Cependant, il ne s’agit pas seulement d’un problème de conception de politique. Il concerne la manière dont l’intelligence artificielle se manifeste dans la vie politique, moins comme un objet distinct et plus comme une condition omniprésente. Les décisions concernant son déploiement façonnent non seulement les résultats, mais l’horizon dans lequel les décisions humaines futures seront prises. Le champ se referme et s’ouvre en même temps.
Réticence dans l’innovation
À cet égard, la technologie peut être vue non seulement comme une collection d’outils, mais comme une façon dont le monde se révèle.

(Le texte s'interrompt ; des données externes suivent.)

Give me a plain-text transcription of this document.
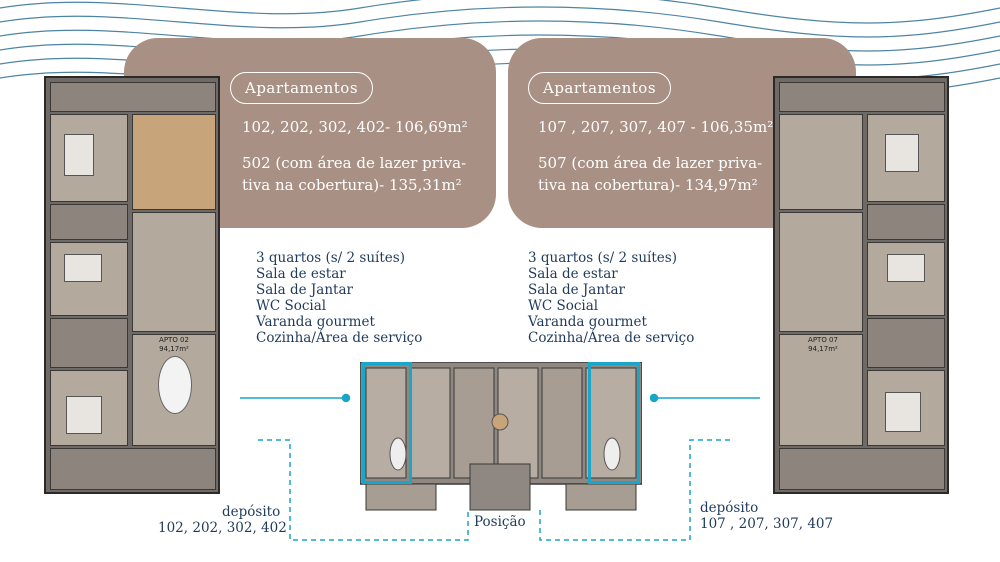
Apartamentos
102, 202, 302, 402- 106,69m²
502 (com área de lazer priva-
tiva na cobertura)- 135,31m²
Apartamentos
107 , 207, 307, 407 - 106,35m²
507 (com área de lazer priva-
tiva na cobertura)- 134,97m²
APTO 02
94,17m²
APTO 07
94,17m²
3 quartos (s/ 2 suítes)
Sala de estar
Sala de Jantar
WC Social
Varanda gourmet
Cozinha/Área de serviço
3 quartos (s/ 2 suítes)
Sala de estar
Sala de Jantar
WC Social
Varanda gourmet
Cozinha/Área de serviço
depósito
102, 202, 302, 402
depósito
107 , 207, 307, 407
Posição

Ce qui est décisif n’est pas une machine particulière, mais la manière dont les êtres deviennent disponibles et ordonnés. Les capacités humaines se réorganisent elles-mêmes en réponse à la manière dont l’intelligence artificielle a modifié l’horizon de l’expérience humaine.
Le conflit avec Anthropic rend visible cette transformation car il concerne les limites. Les restrictions internes de l’entreprise visaient à préserver des zones où la capacité technologique ne se traduirait pas immédiatement par une application. De telles limites présupposent qu’une retenue peut être maintenue au sein même du processus d’innovation.
Depuis longtemps, on estimait que l’ambition privée ne pouvait pas être digne de confiance; le risque existentiel nécessitait des garde-fous externes; l’État doit intervenir pour aligner l’élan technologique sur le progrès humain.
La régulation était envisagée comme une correction nécessaire face aux conséquences potentiellement catastrophiques de l’intelligence artificielle, une forme politique qui tempererait la capacité brute par la prévoyance collective. Il s’ensuit que la demande de régulation n’a donc jamais été une simple demande de contrôle, mais une tentative d’empêcher la concentration du pouvoir entre les mains d’un petit nombre d’acteurs privés dont les décisions pourraient façonner l’avenir de l’humanité, à l’abri de tout examen.
Elle ouvrirait le processus de développement technologique à l’examen, à la contestation et à une pluralité d’intérêts, interrompant (du moins dans une certaine mesure) la logique du capital.
Collusion public – privé
La possibilité de nationaliser, ou d’absorber effectivement, des entreprises de pointe en IA comme Anthropic ne s’oppose pas tant au pouvoir de la Silicon Valley qu’elle n’en révèle la proximité avec l’État. Le mouvement entre l’autorité commerciale et l’autorité gouvernementale devient de plus en plus fluide. L’expertise, le capital et la capacité stratégique circulent à travers cette frontière. Ce qui peut apparaître comme une intervention extérieure est souvent une réorganisation de l’intérieur.
Dans ce sens, le conflit ne présente pas une opposition simple entre les élites technologiques et l’autorité démocratique. Il met au jour le degré auquel le système politique est déjà structuré par des infrastructures technologiques développées par une élite sociale restreinte.
L’État s’est enlacé dans les toiles de la Silicon Valley, non pas comme un tisseur tirant les fils, mais comme une mouche prise dans la soie tissée par d’autres, chacun de ses mouvements désormais dépendant de la structure de ces fils. Autrement dit, la prétendue élite technologique n’influence pas seulement le pouvoir, elle constitue l’un de ses centres opérationnels.